Tesla Motors is in the process of upgrading its factory in California to be able to manufacture its electric Model X SUV, in addition to the current Model S sedan. Following the quick refit, Tesla is expecting to have delivered 35,000 all-electric cars in 2014. It was only at the beginning of 2013 that Tesla scaled its production to 400 cars a week, or 20,000 cars a year. What’s more, Tesla is expecting to end the year at a production rate of 100,000 electric cars per year.
Another interesting stat from CEO Elon Musk’s Shareholder Letter, from a sustainability point of view, is that he says Tesla customers have now driven the Model S 394 million miles (634 million kilometers) globally, which equates to saving nearly 18 million gallons (68 million liters) of gasoline. That won’t exactly have oil companies shaking in their boots just yet, but it’s significant, and the potential for the future is obvious.
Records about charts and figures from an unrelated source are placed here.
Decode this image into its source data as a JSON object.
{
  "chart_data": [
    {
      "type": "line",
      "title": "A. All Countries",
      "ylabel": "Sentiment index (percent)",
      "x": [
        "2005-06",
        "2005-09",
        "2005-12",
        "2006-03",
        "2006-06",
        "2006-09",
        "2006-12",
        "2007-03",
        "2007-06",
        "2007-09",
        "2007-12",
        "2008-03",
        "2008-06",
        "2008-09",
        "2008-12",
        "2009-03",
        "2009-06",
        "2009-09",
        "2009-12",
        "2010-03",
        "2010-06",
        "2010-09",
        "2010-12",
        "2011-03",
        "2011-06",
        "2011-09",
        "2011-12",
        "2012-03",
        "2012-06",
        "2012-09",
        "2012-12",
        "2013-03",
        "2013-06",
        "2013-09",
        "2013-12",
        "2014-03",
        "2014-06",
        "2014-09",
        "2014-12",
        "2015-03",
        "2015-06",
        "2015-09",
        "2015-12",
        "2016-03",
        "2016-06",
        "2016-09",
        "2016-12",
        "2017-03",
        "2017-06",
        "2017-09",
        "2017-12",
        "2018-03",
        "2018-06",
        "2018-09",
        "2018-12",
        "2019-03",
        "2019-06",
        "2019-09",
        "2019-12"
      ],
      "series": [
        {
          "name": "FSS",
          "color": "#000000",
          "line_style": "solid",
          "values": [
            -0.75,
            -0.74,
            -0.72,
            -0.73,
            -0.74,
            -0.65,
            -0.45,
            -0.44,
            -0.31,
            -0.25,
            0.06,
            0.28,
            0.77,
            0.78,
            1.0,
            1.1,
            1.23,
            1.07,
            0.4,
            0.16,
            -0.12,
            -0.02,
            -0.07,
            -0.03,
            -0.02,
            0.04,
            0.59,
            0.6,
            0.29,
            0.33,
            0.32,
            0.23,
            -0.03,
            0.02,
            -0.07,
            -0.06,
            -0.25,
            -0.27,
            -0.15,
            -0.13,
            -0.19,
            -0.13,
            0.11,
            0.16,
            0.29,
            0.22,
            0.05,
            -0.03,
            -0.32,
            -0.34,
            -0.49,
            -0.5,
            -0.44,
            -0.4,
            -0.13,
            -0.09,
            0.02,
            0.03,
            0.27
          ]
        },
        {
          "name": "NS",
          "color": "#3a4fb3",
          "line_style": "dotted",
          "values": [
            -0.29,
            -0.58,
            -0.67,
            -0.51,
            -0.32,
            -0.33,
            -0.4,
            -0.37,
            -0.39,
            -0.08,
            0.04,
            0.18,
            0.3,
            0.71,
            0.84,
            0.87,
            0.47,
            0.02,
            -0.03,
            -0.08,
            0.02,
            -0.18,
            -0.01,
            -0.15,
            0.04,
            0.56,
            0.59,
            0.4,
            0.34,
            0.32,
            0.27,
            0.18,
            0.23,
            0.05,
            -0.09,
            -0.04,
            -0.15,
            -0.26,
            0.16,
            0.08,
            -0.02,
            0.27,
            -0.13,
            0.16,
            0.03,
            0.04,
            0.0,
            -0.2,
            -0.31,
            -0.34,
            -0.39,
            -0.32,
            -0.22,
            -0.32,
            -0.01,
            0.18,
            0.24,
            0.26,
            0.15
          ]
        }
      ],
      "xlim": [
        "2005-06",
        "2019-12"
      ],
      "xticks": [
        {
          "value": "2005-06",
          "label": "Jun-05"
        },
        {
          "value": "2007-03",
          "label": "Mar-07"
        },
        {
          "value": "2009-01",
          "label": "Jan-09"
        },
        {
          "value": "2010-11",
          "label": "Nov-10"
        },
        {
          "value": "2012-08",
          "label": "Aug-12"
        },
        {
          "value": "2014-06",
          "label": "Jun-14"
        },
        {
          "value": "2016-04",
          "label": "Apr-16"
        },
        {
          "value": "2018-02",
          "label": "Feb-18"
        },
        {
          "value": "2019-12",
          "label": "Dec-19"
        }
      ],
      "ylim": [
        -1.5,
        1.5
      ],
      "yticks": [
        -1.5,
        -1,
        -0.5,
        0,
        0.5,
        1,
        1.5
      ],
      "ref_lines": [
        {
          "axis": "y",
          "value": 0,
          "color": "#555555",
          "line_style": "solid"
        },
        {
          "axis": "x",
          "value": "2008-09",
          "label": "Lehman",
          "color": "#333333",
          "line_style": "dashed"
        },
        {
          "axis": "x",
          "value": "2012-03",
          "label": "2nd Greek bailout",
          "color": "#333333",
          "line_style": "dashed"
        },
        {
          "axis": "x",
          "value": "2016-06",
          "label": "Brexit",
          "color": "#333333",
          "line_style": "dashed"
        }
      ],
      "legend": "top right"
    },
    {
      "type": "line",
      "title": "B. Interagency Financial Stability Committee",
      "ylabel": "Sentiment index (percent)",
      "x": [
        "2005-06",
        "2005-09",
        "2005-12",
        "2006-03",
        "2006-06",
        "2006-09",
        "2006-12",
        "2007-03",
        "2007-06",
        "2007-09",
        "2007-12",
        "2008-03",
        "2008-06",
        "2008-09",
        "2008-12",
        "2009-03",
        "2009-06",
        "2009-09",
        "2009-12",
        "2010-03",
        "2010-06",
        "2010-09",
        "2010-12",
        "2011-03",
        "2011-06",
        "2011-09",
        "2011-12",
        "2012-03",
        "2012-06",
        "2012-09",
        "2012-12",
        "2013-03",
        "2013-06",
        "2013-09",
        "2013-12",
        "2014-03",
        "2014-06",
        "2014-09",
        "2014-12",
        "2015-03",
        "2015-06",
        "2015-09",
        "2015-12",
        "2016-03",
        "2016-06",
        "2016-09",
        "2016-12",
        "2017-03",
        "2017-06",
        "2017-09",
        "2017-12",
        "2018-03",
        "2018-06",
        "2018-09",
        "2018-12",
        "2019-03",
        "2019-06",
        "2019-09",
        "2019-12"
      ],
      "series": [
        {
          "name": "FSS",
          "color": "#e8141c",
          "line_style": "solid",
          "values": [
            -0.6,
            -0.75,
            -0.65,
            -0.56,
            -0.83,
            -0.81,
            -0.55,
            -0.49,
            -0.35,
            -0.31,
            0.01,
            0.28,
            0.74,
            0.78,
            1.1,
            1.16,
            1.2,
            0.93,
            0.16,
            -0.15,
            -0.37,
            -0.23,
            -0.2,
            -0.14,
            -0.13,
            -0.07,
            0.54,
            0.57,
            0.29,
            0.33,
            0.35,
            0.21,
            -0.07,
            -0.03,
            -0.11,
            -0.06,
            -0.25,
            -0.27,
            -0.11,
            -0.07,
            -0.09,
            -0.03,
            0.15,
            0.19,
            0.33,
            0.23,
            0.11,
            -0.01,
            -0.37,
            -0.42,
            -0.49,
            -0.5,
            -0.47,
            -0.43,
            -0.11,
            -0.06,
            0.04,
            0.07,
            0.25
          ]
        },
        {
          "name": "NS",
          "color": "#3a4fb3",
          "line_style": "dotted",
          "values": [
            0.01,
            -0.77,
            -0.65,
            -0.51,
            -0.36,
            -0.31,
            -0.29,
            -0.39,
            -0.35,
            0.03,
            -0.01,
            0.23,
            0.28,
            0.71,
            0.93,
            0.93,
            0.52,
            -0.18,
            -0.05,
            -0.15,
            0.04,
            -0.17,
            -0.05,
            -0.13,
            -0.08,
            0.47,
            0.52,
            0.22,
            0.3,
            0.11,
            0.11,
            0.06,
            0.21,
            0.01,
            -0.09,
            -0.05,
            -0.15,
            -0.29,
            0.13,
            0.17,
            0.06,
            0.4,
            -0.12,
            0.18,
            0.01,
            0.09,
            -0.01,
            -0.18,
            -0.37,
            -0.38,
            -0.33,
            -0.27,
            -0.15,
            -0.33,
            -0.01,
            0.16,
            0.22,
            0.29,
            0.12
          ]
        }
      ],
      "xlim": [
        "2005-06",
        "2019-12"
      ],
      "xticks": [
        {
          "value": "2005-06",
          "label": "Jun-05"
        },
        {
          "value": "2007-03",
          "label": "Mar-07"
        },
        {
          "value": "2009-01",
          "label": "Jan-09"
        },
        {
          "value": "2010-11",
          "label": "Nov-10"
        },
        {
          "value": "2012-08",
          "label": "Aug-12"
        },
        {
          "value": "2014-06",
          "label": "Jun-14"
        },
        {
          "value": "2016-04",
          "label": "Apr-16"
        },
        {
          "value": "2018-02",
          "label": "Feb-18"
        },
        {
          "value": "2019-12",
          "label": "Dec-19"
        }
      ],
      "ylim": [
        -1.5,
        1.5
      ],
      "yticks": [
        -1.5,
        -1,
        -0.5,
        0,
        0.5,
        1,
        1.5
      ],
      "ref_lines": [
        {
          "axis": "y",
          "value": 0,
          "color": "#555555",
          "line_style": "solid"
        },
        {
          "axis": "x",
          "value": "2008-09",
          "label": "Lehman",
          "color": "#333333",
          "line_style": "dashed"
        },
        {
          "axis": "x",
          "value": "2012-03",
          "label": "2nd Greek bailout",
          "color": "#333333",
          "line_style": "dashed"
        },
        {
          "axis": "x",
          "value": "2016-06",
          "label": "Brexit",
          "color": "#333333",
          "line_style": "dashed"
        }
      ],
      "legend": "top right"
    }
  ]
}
Besides the strong market developing in the United States, Tesla has been expanding internationally, including to Europe, China, Japan, and Australia. This expansion also involves growing its Supercharger station network, where Tesla drivers can fast-charge their cars for free, using clean energy. Most of the stations are currently in the US, but there are now over 150 of them.
When it comes to making and selling luxury all-electric cars, it seems that Tesla is developing a significant first-mover advantage over other carmakers. At a lower price level, the Nissan Leaf is certainly catching on as well. As we reported recently, Tesla has plans to make a cheaper mass-market model. It won’t be as cheap as the Nissan Leaf, but will be priced at about half the price of the base Model S.